Labels d’été #02 : Ideal Crash

© Tony B Good Ideal Crash

Après notre série « Comptoirs d’été », nous vous proposons de découvrir les labels rennais pendant cette trêve estivale, et les personnes qui se cachent derrière. Ces labels qui nous font découvrir des artistes, et qui organisent des concerts toute l’année dans notre ville.

Episode 02 : rencontre avec Corentin Nouailles de Ideal Crash.

Comment et quand est née l’aventure de Ideal Crash ?
Je suis arrivé dans le label il y a environ 2 ans donc ça va être compliqué pour moi de te parler de l’origine du label. Le label est né il y a 12 ans avec Simon Jouneau qui voulait produire sa musique, la faire sortir. Simon, Christophe Johanny et Marilyn Berthelot ont crée le label. Ils ont ensuite sorti la musique des copains et voilà, au fur et à mesure le label s’est construit. La première phase était dans la sortie de supports physiques, la deuxième était d’organiser des concerts, l’un alimentant l’autre.

Qui est derrière Ideal Crash et comment sont répartis les rôles de chacun ?
Aujourd’hui, nous sommes 4 avec Simon, Marilyn et Mathilde Largouet. On a effectivement tous plus ou moins des rôles. Simon étant au Canada, il se charge des aspects immatériels, des choses que l’on peut faire de loin, le design graphique entre autres. Nous 3, selon nos dispos, on se positionne sur de l’affichage en ville, sur des stands dans les festivals. Tout ce qui concerne la fabrication de nos objets à la main, on se distribue un peu le travail. C’est vraiment selon le temps que nous avons chacun.

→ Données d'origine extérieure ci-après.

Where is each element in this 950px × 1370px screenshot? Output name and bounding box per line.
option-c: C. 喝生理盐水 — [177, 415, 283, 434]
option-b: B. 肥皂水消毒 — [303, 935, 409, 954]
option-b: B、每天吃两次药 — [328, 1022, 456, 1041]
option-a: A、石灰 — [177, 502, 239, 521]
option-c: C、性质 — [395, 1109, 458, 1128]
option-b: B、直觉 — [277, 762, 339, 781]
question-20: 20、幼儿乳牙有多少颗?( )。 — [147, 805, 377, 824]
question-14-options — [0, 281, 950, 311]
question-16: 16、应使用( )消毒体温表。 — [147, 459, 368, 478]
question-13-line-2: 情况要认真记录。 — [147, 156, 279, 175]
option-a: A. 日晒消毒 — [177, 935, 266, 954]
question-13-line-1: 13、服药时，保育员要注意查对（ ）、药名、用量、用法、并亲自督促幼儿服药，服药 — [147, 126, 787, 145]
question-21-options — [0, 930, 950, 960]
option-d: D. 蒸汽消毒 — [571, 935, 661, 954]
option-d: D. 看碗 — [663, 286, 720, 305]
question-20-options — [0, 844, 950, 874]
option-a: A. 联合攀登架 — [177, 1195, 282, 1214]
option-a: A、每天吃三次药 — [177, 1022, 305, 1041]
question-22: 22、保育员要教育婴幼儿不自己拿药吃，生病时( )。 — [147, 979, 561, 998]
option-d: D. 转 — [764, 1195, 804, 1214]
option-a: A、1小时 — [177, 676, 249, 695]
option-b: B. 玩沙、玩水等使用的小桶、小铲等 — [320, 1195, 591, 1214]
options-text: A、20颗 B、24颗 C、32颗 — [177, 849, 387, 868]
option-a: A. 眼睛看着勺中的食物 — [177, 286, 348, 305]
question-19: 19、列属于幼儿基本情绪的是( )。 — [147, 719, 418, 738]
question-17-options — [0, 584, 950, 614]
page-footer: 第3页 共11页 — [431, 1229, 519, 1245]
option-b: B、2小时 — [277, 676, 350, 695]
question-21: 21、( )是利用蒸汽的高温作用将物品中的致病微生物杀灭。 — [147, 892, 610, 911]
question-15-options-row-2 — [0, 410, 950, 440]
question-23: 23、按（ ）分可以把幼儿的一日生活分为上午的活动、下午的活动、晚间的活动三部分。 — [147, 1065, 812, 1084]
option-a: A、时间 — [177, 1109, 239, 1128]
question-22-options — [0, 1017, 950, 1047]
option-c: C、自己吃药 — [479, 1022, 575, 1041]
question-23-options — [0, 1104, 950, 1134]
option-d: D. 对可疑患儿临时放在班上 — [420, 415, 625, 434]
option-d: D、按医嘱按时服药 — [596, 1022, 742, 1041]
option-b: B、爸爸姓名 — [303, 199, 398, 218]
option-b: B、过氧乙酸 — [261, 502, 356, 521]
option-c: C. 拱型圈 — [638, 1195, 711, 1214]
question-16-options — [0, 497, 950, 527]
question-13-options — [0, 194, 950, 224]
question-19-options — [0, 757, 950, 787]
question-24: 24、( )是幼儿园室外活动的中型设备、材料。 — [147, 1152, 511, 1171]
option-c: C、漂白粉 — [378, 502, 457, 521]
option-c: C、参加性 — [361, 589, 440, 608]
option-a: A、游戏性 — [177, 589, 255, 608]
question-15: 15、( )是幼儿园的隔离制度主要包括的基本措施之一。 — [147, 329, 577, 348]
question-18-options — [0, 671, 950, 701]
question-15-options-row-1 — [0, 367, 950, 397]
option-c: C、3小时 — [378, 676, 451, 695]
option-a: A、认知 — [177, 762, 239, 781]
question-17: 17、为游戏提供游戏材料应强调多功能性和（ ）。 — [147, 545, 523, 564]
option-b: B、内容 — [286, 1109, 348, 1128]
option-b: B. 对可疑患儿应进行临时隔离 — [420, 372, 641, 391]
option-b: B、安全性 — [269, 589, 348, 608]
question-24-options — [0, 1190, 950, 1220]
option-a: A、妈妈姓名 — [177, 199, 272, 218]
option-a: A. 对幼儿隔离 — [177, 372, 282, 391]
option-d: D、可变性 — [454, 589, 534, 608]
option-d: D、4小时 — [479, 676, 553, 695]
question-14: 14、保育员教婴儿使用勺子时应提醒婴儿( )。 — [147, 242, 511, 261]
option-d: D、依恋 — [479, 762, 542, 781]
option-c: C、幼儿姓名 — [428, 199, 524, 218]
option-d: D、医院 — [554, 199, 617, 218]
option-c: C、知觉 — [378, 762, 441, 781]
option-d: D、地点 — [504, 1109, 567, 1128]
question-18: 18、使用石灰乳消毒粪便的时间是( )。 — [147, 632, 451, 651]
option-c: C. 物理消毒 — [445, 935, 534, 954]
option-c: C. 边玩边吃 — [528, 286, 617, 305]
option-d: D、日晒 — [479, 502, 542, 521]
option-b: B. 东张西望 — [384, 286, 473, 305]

Tous les 4, comment vous choisissez les artistes avec qui vous allez travailler ? Comment repérez-vous les artistes ? Vous fonctionnez à l’instinct, vous les voyez tous en live ?
Souvent, on fait d’abord jouer les groupes en concert. On les met parfois en première partie de groupes qu’on connaît déjà très bien et on voit comment ça prend, on les découvre sur scène et ça permet aussi de voir si le contact passe bien entre nous. Si on a été impressionnés en live, on leur propose une sortie physique en cassette. S’ils ont de l’actu à venir, un album à paraître, notre support peut les intéresser en complément. Le live et le contact sont importants.

Un groupe peut défoncer sur scène, si humainement on ne partage pas les mêmes valeurs, on n’ira pas leur proposer quelque chose.

Il faut savoir qu’on fait environ 100 cassettes, il n’y a pas vraiment de notion d’argent avec le groupe, on n’a pas pour but de se rémunérer sur nos sorties. On donne une quarantaine de cassettes au groupe et nous on vend le reste pour pouvoir rentabiliser notre investissement qui paiera la sortie suivante.

Ideal Crash reçoit beaucoup de démos j’imagine ?
Pas tant que ça ! Les gens connaissent notre façon de fonctionner, et on ne fait pas de sortie de cette façon puisque tout est dans l’humain pour nous, on aime voir les groupes, apprendre à les connaître, discuter avec eux avant qu’il ne se passe quelque chose.

Est-ce qu’il y a des critères de choix artistiques pour pouvoir signer chez Ideal Crash ? C’est quoi la philosophie du label ?
Notre style musical est assez précis en fait. On produit de la musique post-hardcore, du post-rock, des musiques noise. On a une esthétique très Do it yourself. Les groupes n’ont pas forcément un tourneur derrière eux, ils se donnent du mal pour faire avancer et perdurer leur projet, ils se débrouillent avec les complications liées à leur vie à côté, leurs métiers. Un peu comme nous finalement. On n’est pas forcément en mode « on casse tout et on donne tout dans l’année », des groupes qui tournent à bloc partout.

On a quand même notre petite fierté avec Lysistrata !

Combien d’artistes sont signés chez Ideal Crash actuellement ?
Question piège, comme ça, je dirais une dizaine…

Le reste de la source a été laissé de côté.